Pendant longtemps, l’identité numérique a été perçue comme un outil pratique. Elle permettait de se connecter à un service public, d’ouvrir un compte à distance ou de signer un document sans se déplacer. Utile, mais encore périphérique. Ce temps est terminé.
Les wallets changent l’échelle du sujet. Ils concernent les citoyens, qui doivent pouvoir prouver leur âge, leur identité ou leurs droits sans transmettre partout des copies de documents sensibles. Mais ils concernent aussi les entreprises, leurs dirigeants, leurs salariés, leurs clients, leurs fournisseurs, leurs contrats, leurs délégations et leurs preuves.
C’est le fil rouge de ce troisième numéro de Code Confiance, consacré à l’identité numérique, aux wallets, au Business Wallet, au KYC/KYB, à la preuve, au SI et à la fraude .
Le constat est simple. Nous avons numérisé l’économie, les échanges et les parcours clients, mais nous continuons trop souvent à construire la confiance avec des réflexes dépassés : cartes d’identité envoyées par mail, justificatifs copiés partout, extraits d’immatriculation réclamés en boucle, signatures mal comprises, mandats vérifiés trop vite, changements d’IBAN traités dans l’urgence.
Pendant ce temps, la fraude s’industrialise.
Il n’est plus possible de continuer ainsi. Pas avec des parcours aussi fragiles. Pas avec autant de données copiées, conservées et exposées. Pas face à des fraudeurs capables de fabriquer des dossiers crédibles, d’usurper des entreprises ou de manipuler des validations.

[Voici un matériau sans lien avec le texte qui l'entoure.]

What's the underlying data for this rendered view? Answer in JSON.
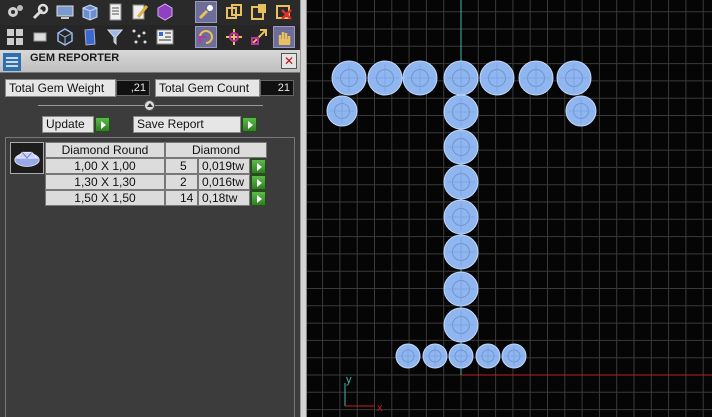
{
  "toolbar": {
    "row1": [
      {
        "icon": "gears-icon",
        "selected": false
      },
      {
        "icon": "wrench-icon",
        "selected": false
      },
      {
        "icon": "monitor-icon",
        "selected": false
      },
      {
        "icon": "box-icon",
        "selected": false
      },
      {
        "icon": "document-icon",
        "selected": false
      },
      {
        "icon": "pencil-icon",
        "selected": false
      },
      {
        "icon": "cube-icon",
        "selected": false
      },
      {
        "icon": "brush-icon",
        "selected": true
      },
      {
        "icon": "copy-transform-icon",
        "selected": false
      },
      {
        "icon": "paste-icon",
        "selected": false
      },
      {
        "icon": "delete-icon",
        "selected": false
      }
    ],
    "row2": [
      {
        "icon": "grid-icon",
        "selected": false
      },
      {
        "icon": "screen-icon",
        "selected": false
      },
      {
        "icon": "wireframe-cube-icon",
        "selected": false
      },
      {
        "icon": "book-icon",
        "selected": false
      },
      {
        "icon": "filter-icon",
        "selected": false
      },
      {
        "icon": "scatter-icon",
        "selected": false
      },
      {
        "icon": "list-panel-icon",
        "selected": false
      },
      {
        "icon": "rotate-icon",
        "selected": true
      },
      {
        "icon": "move-icon",
        "selected": false
      },
      {
        "icon": "scale-icon",
        "selected": false
      },
      {
        "icon": "hand-icon",
        "selected": true
      }
    ]
  },
  "panel": {
    "title": "GEM REPORTER",
    "close_symbol": "✕"
  },
  "summary": {
    "weight_label": "Total Gem Weight",
    "weight_value": ",21",
    "count_label": "Total Gem Count",
    "count_value": "21"
  },
  "actions": {
    "update_label": "Update",
    "save_label": "Save Report"
  },
  "table": {
    "headers": [
      "Diamond Round",
      "Diamond"
    ],
    "rows": [
      {
        "size": "1,00 X 1,00",
        "count": "5",
        "weight": "0,019tw"
      },
      {
        "size": "1,30 X 1,30",
        "count": "2",
        "weight": "0,016tw"
      },
      {
        "size": "1,50 X 1,50",
        "count": "14",
        "weight": "0,18tw"
      }
    ]
  },
  "viewport": {
    "axis_y_label": "y",
    "axis_x_label": "x",
    "background": "#050505",
    "grid_color": "#3a3a3a",
    "gem_color": "#8fb6ee"
  }
}
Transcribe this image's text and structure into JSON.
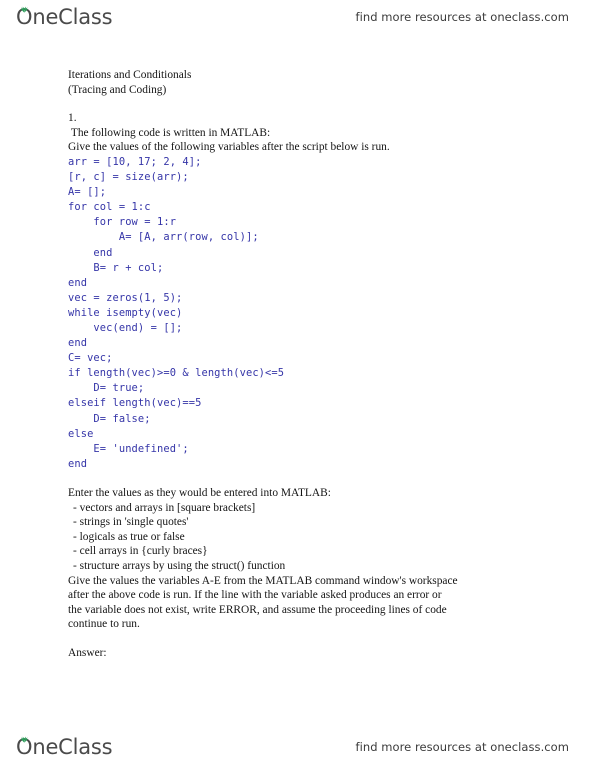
{
  "header": {
    "brand": "OneClass",
    "brand_leaf_color": "#2e9e5b",
    "tagline": "find more resources at oneclass.com"
  },
  "footer": {
    "brand": "OneClass",
    "brand_leaf_color": "#2e9e5b",
    "tagline": "find more resources at oneclass.com"
  },
  "document": {
    "title_line_1": "Iterations and Conditionals",
    "title_line_2": "(Tracing and Coding)",
    "question_number": "1.",
    "intro_line_1": " The following code is written in MATLAB:",
    "intro_line_2": "Give the values of the following variables after the script below is run.",
    "code_color": "#3535a8",
    "code": "arr = [10, 17; 2, 4];\n[r, c] = size(arr);\nA= [];\nfor col = 1:c\n    for row = 1:r\n        A= [A, arr(row, col)];\n    end\n    B= r + col;\nend\nvec = zeros(1, 5);\nwhile isempty(vec)\n    vec(end) = [];\nend\nC= vec;\nif length(vec)>=0 & length(vec)<=5\n    D= true;\nelseif length(vec)==5\n    D= false;\nelse\n    E= 'undefined';\nend",
    "instructions_heading": "Enter the values as they would be entered into MATLAB:",
    "instructions_bullets": [
      "- vectors and arrays in [square brackets]",
      "- strings in 'single quotes'",
      "- logicals as true or false",
      "- cell arrays in {curly braces}",
      "- structure arrays by using the struct() function"
    ],
    "closing_paragraph": "Give the values the variables A-E from the MATLAB command window's workspace\nafter the above code is run. If the line with the variable asked produces an error or\nthe variable does not exist, write ERROR, and assume the proceeding lines of code\ncontinue to run.",
    "answer_label": "Answer:"
  }
}
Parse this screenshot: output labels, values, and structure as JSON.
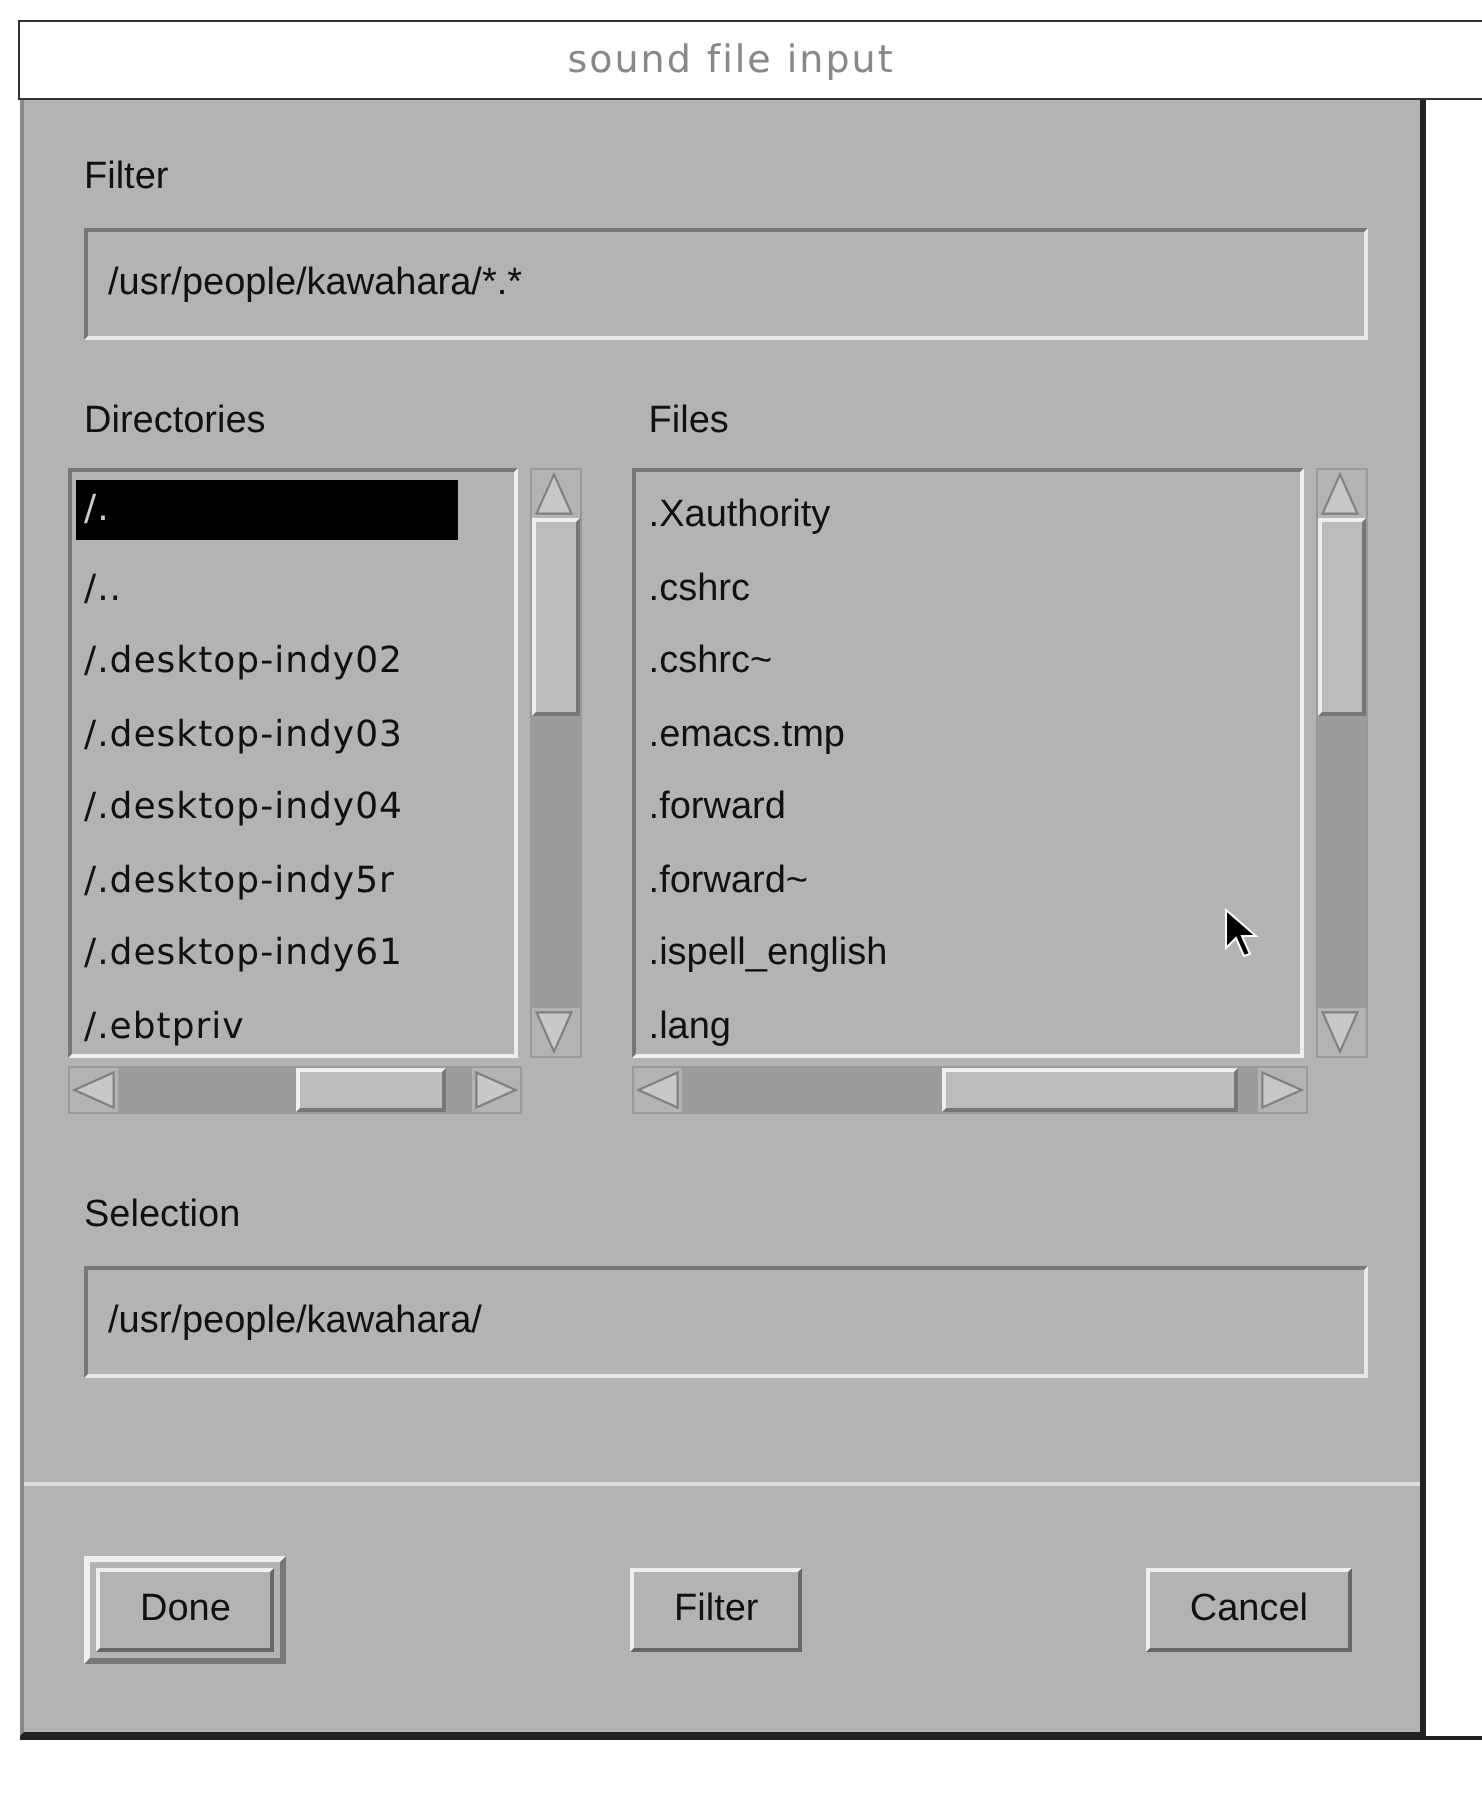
{
  "window": {
    "title": "sound file input"
  },
  "filter": {
    "label": "Filter",
    "value": "/usr/people/kawahara/*.*"
  },
  "directories": {
    "label": "Directories",
    "items": [
      {
        "name": "/.",
        "selected": true
      },
      {
        "name": "/..",
        "selected": false
      },
      {
        "name": "/.desktop-indy02",
        "selected": false
      },
      {
        "name": "/.desktop-indy03",
        "selected": false
      },
      {
        "name": "/.desktop-indy04",
        "selected": false
      },
      {
        "name": "/.desktop-indy5r",
        "selected": false
      },
      {
        "name": "/.desktop-indy61",
        "selected": false
      },
      {
        "name": "/.ebtpriv",
        "selected": false
      }
    ]
  },
  "files": {
    "label": "Files",
    "items": [
      {
        "name": ".Xauthority",
        "selected": false
      },
      {
        "name": ".cshrc",
        "selected": false
      },
      {
        "name": ".cshrc~",
        "selected": false
      },
      {
        "name": ".emacs.tmp",
        "selected": false
      },
      {
        "name": ".forward",
        "selected": false
      },
      {
        "name": ".forward~",
        "selected": false
      },
      {
        "name": ".ispell_english",
        "selected": false
      },
      {
        "name": ".lang",
        "selected": false
      }
    ]
  },
  "selection": {
    "label": "Selection",
    "value": "/usr/people/kawahara/"
  },
  "buttons": [
    {
      "label": "Done",
      "default": true
    },
    {
      "label": "Filter",
      "default": false
    },
    {
      "label": "Cancel",
      "default": false
    }
  ]
}
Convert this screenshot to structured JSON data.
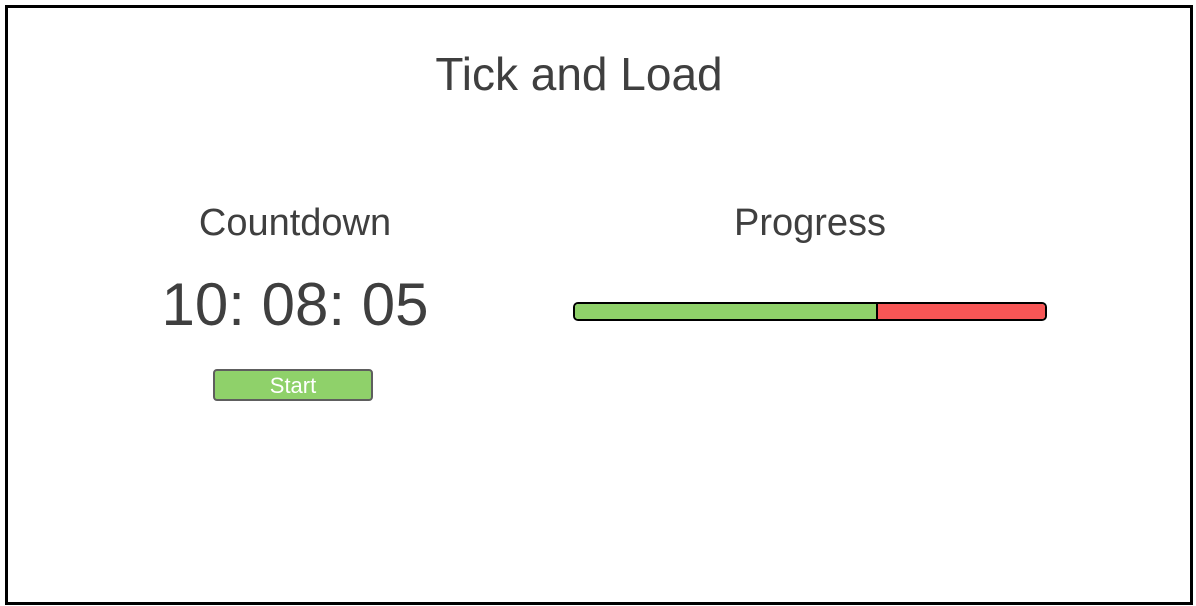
{
  "app": {
    "title": "Tick and Load"
  },
  "countdown": {
    "heading": "Countdown",
    "time": "10: 08: 05",
    "start_label": "Start"
  },
  "progress": {
    "heading": "Progress",
    "fraction": 0.645
  },
  "colors": {
    "text": "#3f3f3f",
    "start_button": "#8fd16a",
    "progress_fill": "#8fd16a",
    "progress_remaining": "#f75656",
    "border": "#000000"
  }
}
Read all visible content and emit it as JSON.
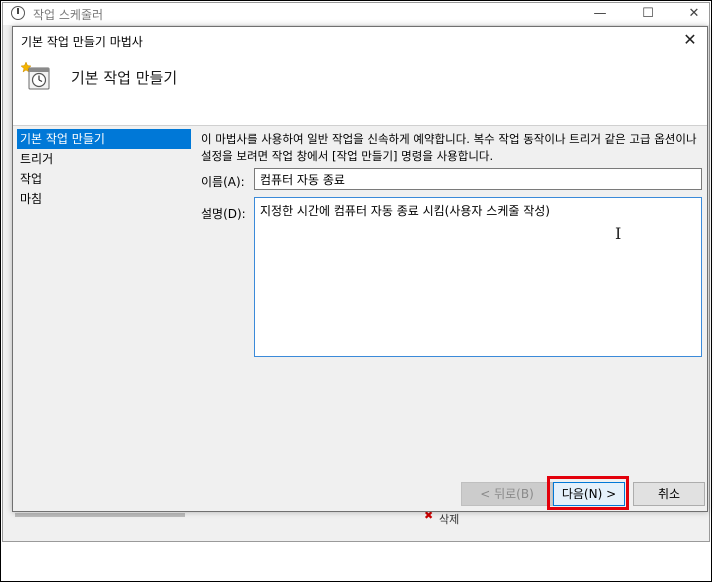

Le wallet ne réglera pas tout. Il ne supprimera ni le phishing, ni l’ingénierie sociale, ni les erreurs de gouvernance. Mal pensé, il pourra même déplacer le risque vers les usages, les consentements, les mandats ou les droits d’accès.
Mais il introduit une rupture utile. Il permet de passer de la copie à la preuve, du document transmis à la donnée vérifiable, de l’identité déclarée à l’identité contrôlée.
Un numéro pour comprendre et décider
Ce magazine n’a pas été conçu pour célébrer les wallets, mais comme un outil de compréhension et d’aide à la décision.
Le dossier central regarde d’abord le risque en face. Le wallet ne supprimera pas la fraude. Il en changera plutôt les chemins. Les attaquants viseront désormais les faux portails, les validations trompeuses, les mandats mal gouvernés, les comptes compromis et les usages faibles.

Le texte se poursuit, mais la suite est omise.